- Film poster
- Directed by: Wilson Coneybeare
- Written by: Wilson Coneybeare
- Produced by: Wilson Coneybeare
- Starring: Robbie Coltrane; David James Elliott; Matthew Knight; Ingrid Kavelaars; Eugene Levy;
- Cinematography: Michael Storey
- Edited by: Ellen Fine
- Music by: Kevin Lau; Ronald Royer;
- Production company: Coneybeare Stories Inc.
- Distributed by: E1 Entertainment
- Release date: 17 April 2009;
- Running time: 95 minutes
- Country: Canada
- Language: English
- Budget: $6.5 million
- Box office: $3,235

= Gooby =

2009 comedy fantasy drama film by Wilson Coneybeare

Gooby (also known as A Ted Named Gooby) is a 2009 Canadian fantasy comedy drama film written and directed by Wilson Coneybeare featuring Robbie Coltrane as the voice of Gooby, a living teddy bear, and Matthew Knight as Willy, an 11-year-old boy who is scared of his new house.

==Plot==
Willy is an 11-year-old boy who believes weird creatures are lurking, just waiting to attack him. He believes that the only thing keeping him safe is his house. When his parents decide to move, Willy isn't thrilled with the idea of going to a new school and living in a strange home. One day, Gooby, a teddy bear that Willy had as a little boy, arrives at the new home. This version of Gooby is nearly six feet tall, able to talk, and wants to help; Willy decides that the two will be friends, but he must hide Gooby from his parents.

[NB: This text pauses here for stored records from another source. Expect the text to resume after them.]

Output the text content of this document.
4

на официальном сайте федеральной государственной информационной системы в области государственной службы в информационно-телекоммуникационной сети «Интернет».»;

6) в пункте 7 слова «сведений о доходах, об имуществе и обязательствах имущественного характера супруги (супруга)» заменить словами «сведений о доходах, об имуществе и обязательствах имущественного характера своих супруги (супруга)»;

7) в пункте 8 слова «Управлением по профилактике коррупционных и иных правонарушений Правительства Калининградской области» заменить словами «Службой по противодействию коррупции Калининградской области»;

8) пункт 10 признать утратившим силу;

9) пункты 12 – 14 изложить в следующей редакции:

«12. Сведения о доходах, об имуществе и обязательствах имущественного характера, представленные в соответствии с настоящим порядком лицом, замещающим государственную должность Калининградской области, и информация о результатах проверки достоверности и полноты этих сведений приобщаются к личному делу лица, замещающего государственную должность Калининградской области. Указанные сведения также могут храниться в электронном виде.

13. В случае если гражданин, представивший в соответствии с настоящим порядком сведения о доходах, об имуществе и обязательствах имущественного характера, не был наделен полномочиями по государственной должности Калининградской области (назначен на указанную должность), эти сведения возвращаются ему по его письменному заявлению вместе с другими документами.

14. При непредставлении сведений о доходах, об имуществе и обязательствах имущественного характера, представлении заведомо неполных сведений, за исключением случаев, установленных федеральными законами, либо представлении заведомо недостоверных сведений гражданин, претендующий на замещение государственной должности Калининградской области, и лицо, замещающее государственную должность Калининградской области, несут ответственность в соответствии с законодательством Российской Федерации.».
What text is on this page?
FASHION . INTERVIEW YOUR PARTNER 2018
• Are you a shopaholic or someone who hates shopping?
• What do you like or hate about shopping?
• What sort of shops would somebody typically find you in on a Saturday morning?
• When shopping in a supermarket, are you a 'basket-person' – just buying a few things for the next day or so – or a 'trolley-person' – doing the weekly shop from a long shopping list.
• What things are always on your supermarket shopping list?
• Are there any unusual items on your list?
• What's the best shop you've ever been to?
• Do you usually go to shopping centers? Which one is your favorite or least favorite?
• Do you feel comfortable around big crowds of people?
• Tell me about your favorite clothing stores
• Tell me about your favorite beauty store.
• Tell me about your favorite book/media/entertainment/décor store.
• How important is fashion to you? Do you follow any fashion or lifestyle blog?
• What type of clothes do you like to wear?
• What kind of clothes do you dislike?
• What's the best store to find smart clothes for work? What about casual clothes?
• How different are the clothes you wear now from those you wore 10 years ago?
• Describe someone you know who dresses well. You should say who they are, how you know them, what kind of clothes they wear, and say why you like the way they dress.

Left alone for long hours while Willy goes to school, Gooby is frequently bored. He passes the time by causing trouble, convincing the nanny that there are critters inside the house, stealing cookies from the kitchen, ransacking the garage for parts to build Willy's fantasy racer and sneaking around Willy's school where anyone could see him. When Willy's teacher goes on maternity leave, she is replaced by Mr. Nerdlinger, a children's book writer who desperately wants to become famous. When he catches sight of Gooby, he becomes determined to photograph him. Willy has trouble making friends, and when Gooby's appearance outside Mr. Nerdlinger's class makes Willy freak out (earning him and three of his classmates two weeks of after school detention), his reputation at school is only worsened. On Halloween day, Willy and Gooby go out during daylight to have fun (Willy convinces Gooby to pretend to be Willy's father in a costume) and Willy makes friends with the most popular kids in school by having Gooby buy them all tickets to an R-rated action movie. Gooby becomes envious of Willy when he begins to spend more time with his newfound friends. The two get into an argument, resulting in Gooby running away.

Willy's grades start to drop, and his parents begin to worry. When Gooby eventually returns one night, he convinces Willy to follow him to a surprise location. Willy's parents notice that their son is missing and call the police, but meanwhile Gooby shows Willy what he has discovered: his father's childhood home. While exploring it, Willy gets scared to the point of falling backwards, breaking through the floor and catching a metal pipe too far down for Gooby to help him up. Gooby uses Willy's cellphone to call his father, who comes to the rescue. After saving Willy, Gooby talks to Mr. Dandrige and reminds him of how when he was a child his father never spent enough time with him. Willy's mother and father decide to stop working so hard and focus more on their son. One day, while shopping for materials to build Willy a playhouse, the family foils Mr. Nerdlinger's attempt to get pictures of Gooby when Willy notices that Gooby has wandered off. Gooby explains to Willy that now that he is happy and no longer so alone (and afraid of imaginary creatures), it's time for Gooby to move on and help another child. Gooby transforms back into a teddy bear and Willy offers him to a little girl who is being ignored by her parents.

==Reception==
Review aggregation website Rotten Tomatoes rates it 20% positive ("rotten") based on five reviews. The Kansas City Star said that "instead of inspiring children to be brave and loving, it will most likely send them cowering under the covers in terror."

In 2019, YouTubers Drew Gooden, Danny Gonzalez, and Kurtis Conner made a video with a segment in which they reacted to trailer of the film, and later, the 3 uploaded a video of them watching the full movie. These videos brought attention to the film, where it gained a small cult following among fans of the YouTubers.